Omid Djalili: 'People asked for their money back after my first stand-up show'

As the actor and stand up comedian gears up to play Tevye in Daniel Evans’ production of ”Fiddler on the Roof”, Omid Djalili talks about his early days in experimental theatre and why the musical is so relevant for today

Omid Djalili
Omid Djalili
© Dan Wooller for WhatsOnStage

Like me, our director Daniel Evans is genuinely bald, so I liked him immediately. He’s not cultivating a look. If he grew his hair out he would be bald on top. There’s some people who shave their heads for a specific look and those of us in the bald community don’t really accept them as bald. So I trust him. We are very much on the same wavelength.

I’m beginning to realise that everyone in musical theatre is ten minutes early. I’ve never been with a more focused group of people in my entire life. It’s been very inspiring to watch, this total focus from director, choreographer, musical team, even sound effects team, to the cast. It’s extremely disciplined and I appreciate that. Especially when we don’t have to work for a living. There are people in offices and we are just singing and dancing. But at least we are being very professional about it.

Despite being set in 1881 in a small shtetl in Ukraine, Fiddler couldn’t be more relevant to today. The musical is primarily about immigration and groups of oppressed people, it’s about having to leave your homeland. It is also about the concept of religion and tradition as well: what are the traditions, are they empty rituals or are they things we should be going back to? ISIS have taken the fire and brimstone really seriously and have completely misunderstood their faith in so many ways. I respond to Fiddler as a child of refugees and as a Bahá'í, which is a persecuted minority as the Jews are.

Omid Djalili and Tracy-Ann Oberman in rehearsals for Fiddler on the Roof
Omid Djalili and Tracy-Ann Oberman in rehearsals for Fiddler on the Roof
© Johan Persson

Tevye is a perfect role for a stand-up comedian.

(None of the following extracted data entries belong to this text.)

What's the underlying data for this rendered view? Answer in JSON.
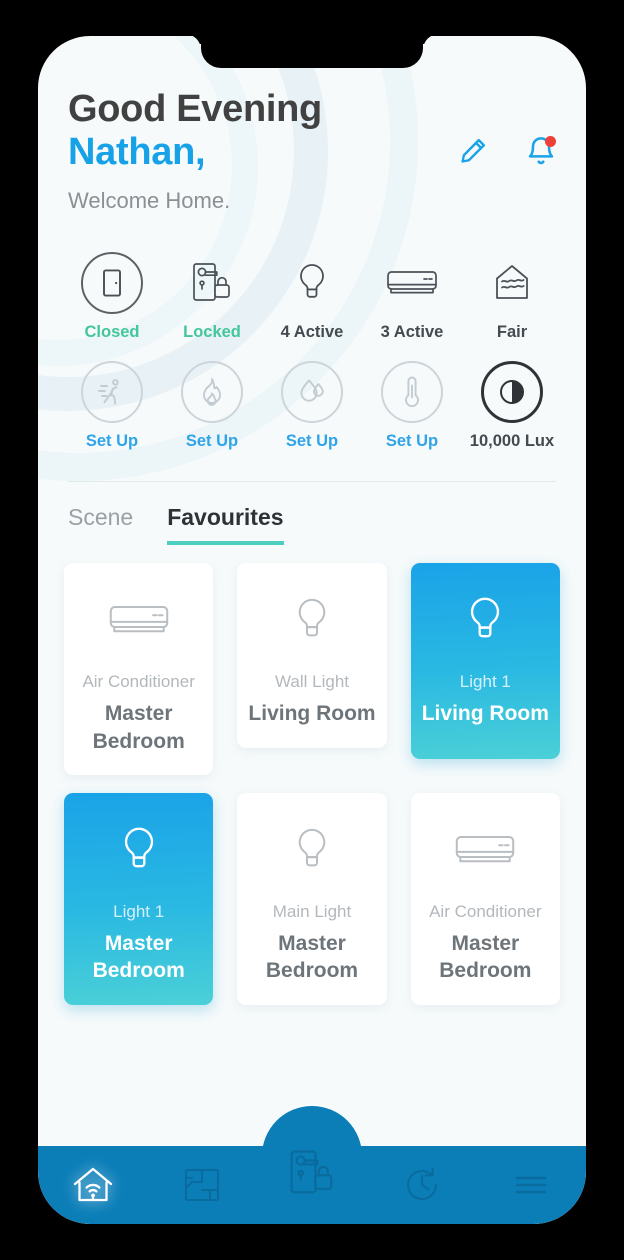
{
  "header": {
    "greeting": "Good Evening",
    "user_name": "Nathan,",
    "subtitle": "Welcome Home.",
    "edit_icon": "pencil-icon",
    "notification_icon": "bell-icon",
    "has_notification": true,
    "accent_blue": "#17a2e8",
    "badge_color": "#ec4038"
  },
  "status": {
    "row1": [
      {
        "icon": "door-icon",
        "label": "Closed",
        "state": "green"
      },
      {
        "icon": "door-lock-icon",
        "label": "Locked",
        "state": "green"
      },
      {
        "icon": "bulb-icon",
        "label": "4 Active",
        "state": "dark"
      },
      {
        "icon": "air-conditioner-icon",
        "label": "3 Active",
        "state": "dark"
      },
      {
        "icon": "air-quality-house-icon",
        "label": "Fair",
        "state": "dark"
      }
    ],
    "row2": [
      {
        "icon": "motion-sensor-icon",
        "label": "Set Up",
        "state": "blue"
      },
      {
        "icon": "flame-icon",
        "label": "Set Up",
        "state": "blue"
      },
      {
        "icon": "humidity-icon",
        "label": "Set Up",
        "state": "blue"
      },
      {
        "icon": "thermometer-icon",
        "label": "Set Up",
        "state": "blue"
      },
      {
        "icon": "brightness-icon",
        "label": "10,000 Lux",
        "state": "dark"
      }
    ],
    "green_color": "#43c69a",
    "blue_color": "#2fa4e8"
  },
  "tabs": {
    "items": [
      {
        "label": "Scene",
        "active": false
      },
      {
        "label": "Favourites",
        "active": true
      }
    ],
    "active_underline_color": "#4ccfbf"
  },
  "devices": {
    "row1": [
      {
        "icon": "air-conditioner-icon",
        "name": "Air Conditioner",
        "room": "Master Bedroom",
        "on": false
      },
      {
        "icon": "bulb-icon",
        "name": "Wall Light",
        "room": "Living Room",
        "on": false
      },
      {
        "icon": "bulb-icon",
        "name": "Light 1",
        "room": "Living Room",
        "on": true
      }
    ],
    "row2": [
      {
        "icon": "bulb-icon",
        "name": "Light 1",
        "room": "Master Bedroom",
        "on": true
      },
      {
        "icon": "bulb-icon",
        "name": "Main Light",
        "room": "Master Bedroom",
        "on": false
      },
      {
        "icon": "air-conditioner-icon",
        "name": "Air Conditioner",
        "room": "Master Bedroom",
        "on": false
      }
    ],
    "on_gradient_from": "#1aa3e8",
    "on_gradient_to": "#4bd0d7"
  },
  "bottom_nav": {
    "background": "#0b7eb8",
    "items": [
      {
        "icon": "home-wifi-icon",
        "active": true
      },
      {
        "icon": "floorplan-icon",
        "active": false
      },
      {
        "icon": "door-lock-icon",
        "active": false,
        "elevated": true
      },
      {
        "icon": "history-clock-icon",
        "active": false
      },
      {
        "icon": "menu-icon",
        "active": false
      }
    ]
  }
}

He talks directly to the audience as a comedian would. Many of the British audience will have little clue of what Judaism is or of what a shtetl in the Ukraine is. So he brings you into the world of their village. He’s a very important go between for the audience as he explains who they are and why they are there.

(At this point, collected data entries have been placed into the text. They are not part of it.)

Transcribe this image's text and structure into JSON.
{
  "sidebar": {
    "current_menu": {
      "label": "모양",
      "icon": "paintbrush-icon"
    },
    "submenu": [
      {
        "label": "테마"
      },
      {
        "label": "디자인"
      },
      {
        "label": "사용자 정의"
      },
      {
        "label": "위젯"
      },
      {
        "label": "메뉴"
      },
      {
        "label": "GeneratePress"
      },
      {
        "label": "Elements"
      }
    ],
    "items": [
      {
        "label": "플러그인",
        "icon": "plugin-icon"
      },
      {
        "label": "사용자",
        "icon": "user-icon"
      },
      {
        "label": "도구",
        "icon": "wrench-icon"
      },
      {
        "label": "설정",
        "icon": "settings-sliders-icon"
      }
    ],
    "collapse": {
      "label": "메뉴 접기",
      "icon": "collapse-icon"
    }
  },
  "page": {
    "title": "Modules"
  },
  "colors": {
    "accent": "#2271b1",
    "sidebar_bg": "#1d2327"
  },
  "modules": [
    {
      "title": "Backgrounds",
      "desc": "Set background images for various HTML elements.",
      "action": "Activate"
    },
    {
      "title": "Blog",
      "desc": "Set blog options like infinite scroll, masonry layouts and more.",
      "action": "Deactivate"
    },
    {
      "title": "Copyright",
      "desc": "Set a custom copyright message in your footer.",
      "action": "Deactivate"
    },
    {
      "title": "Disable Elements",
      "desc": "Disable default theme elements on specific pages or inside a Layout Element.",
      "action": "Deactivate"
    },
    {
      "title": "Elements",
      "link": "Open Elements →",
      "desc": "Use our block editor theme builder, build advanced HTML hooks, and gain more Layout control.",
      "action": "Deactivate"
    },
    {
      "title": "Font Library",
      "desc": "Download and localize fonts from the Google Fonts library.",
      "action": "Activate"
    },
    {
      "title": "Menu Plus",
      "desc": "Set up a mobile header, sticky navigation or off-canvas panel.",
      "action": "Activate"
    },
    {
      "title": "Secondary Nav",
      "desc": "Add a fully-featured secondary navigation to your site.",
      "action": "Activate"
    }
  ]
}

A goldfish on a string, a tight pin spot, someone at the back playing one note on a cello: this was one of the experimental theatre pieces we did when I was starting out. The lights went up, I had a Magnum 44, there was a click and the goldfish exploded and I shouted at the top of my voice "Lenin". I started my career in experimental theatre. After university, I did fringe theatre for two years and then went off to perform in Czechoslovakia. We did a lot of plays that had been banned under Communist eastern block rules – we did the first ever production of Ionesco’s The Chairs, we did the first Steven Berkoff. It was a very exciting four and a half years of my life.

In my first Edinburgh stand up show people demanded their money back. I first decided to do stand up after performing at the fringe with our experimental theatre company. I remember thinking I would just try comedy. I did it as a theatre person and I was terrible. I was absolutely appalling. My show lasted 20 minutes when it should have lasted an hour – I had never timed it before – so people asked for their money back. It took a while to adjust to what stand-up comedy actually was.

Fiddler on the Roof runs at Chichester Festival Theatre from 18 July to 2 September, with previews from 10 July.